Mas esse jogo, amige, está mudando.
Fim do segundo ato
Se o jornalista é o melhor profissional, na minha opinião (e você pode discordar disso), para executar o relacionamento com a imprensa, a gente pode facilmente conectar isso com o fato deste profissional ter sido preparado para isso, sua faculdade ensinou isso, a profissão, a jornada, tudo voltado para a lógica da relação de uma empresa com o chamado “quarto poder“.
O RP não, ele é um profissional “amplo e estratégico”, dizem. A formação do Relações Públicas é abrangente, passa pela imprensa sim, mas toca relações governamentais, novas mídias, eventos, comunicação interna, produção de conteúdo para múltiplos canais. Se tem uma coisa que a faculdade de RP torna o profissional diferente dos demais é nessa mentalidade: RP é formado, formatado, para olhar e pensar sobre o todo desde o princípio. Já o jornalista é formado para olhar principalmente (na lógica da faculdade) para a imprensa.

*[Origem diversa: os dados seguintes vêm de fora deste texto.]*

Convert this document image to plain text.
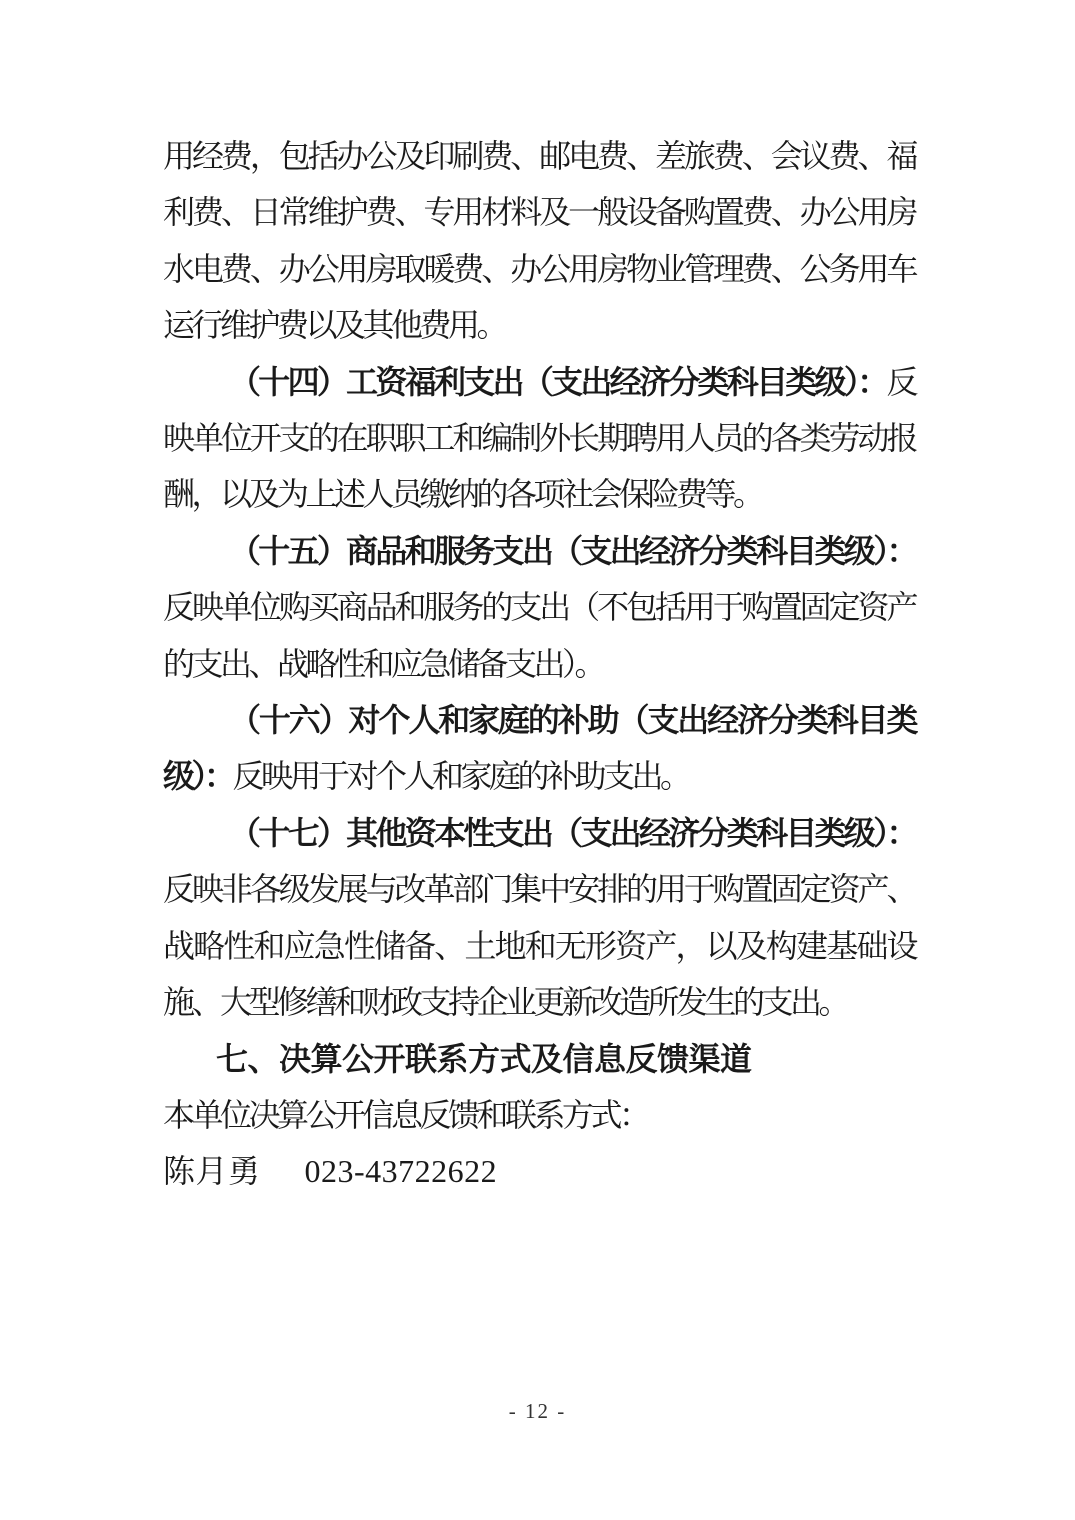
用经费，包括办公及印刷费、邮电费、差旅费、会议费、福利费、日常维护费、专用材料及一般设备购置费、办公用房水电费、办公用房取暖费、办公用房物业管理费、公务用车运行维护费以及其他费用。

（十四）工资福利支出（支出经济分类科目类级）：反映单位开支的在职职工和编制外长期聘用人员的各类劳动报酬，以及为上述人员缴纳的各项社会保险费等。

（十五）商品和服务支出（支出经济分类科目类级）：反映单位购买商品和服务的支出（不包括用于购置固定资产的支出、战略性和应急储备支出）。

（十六）对个人和家庭的补助（支出经济分类科目类级）：反映用于对个人和家庭的补助支出。

（十七）其他资本性支出（支出经济分类科目类级）：反映非各级发展与改革部门集中安排的用于购置固定资产、战略性和应急性储备、土地和无形资产，以及构建基础设施、大型修缮和财政支持企业更新改造所发生的支出。

七、决算公开联系方式及信息反馈渠道

本单位决算公开信息反馈和联系方式：

陈月勇 023-43722622

- 12 -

O contexto em que a gente vive hoje, 2020, é bastante diferente daquele que existia quando as grades de ambas faculdades foram definidas – temos infelizmente o encolhimento dos veículos de imprensa, demissões recorrentes de jornalistas, fechamento de jornais, migração para o digital, uma revolução completa na indústria do jornalismo. O movimento que vimos da Tesla, de fechar seu departamento de “Press Relations” ou relações com a Imprensa, e não Relações Públicas, puramente dito, também encontra sustentação neste cenário.
A empresa pode, e deve (sempre devia, na verdade), usar múltiplos canais para se comunicar e relacionar com seus públicos (olha a faculdade de RP aqui). Imprensa é um deles, e não estou justificando a decisão da Tesla, longe de mim fazer isso, mas apenas propondo um outro olhar. A Tesla e qualquer outra empresa deve olhar para além da Imprensa. Pensar em formas diferentes e complementares de atingir seus públicos, de apresentar sua mensagem e de se relacionar com eles – existem diversos.
Todo mundo pode adequar a sua mentalidade e se aproximar mais das RPs. Mas pra você, que se formou em RP, que fique claro uma coisa: a sua vantagem competitiva não é o seu diploma e a sua carteirinha de RP, mas sim essa mentalidade que você adquiriu durante a faculdade. Use ela com sabedoria e exercite ela ao longo do tempo. Mercado sem competição nunca fez bom profissional de RP.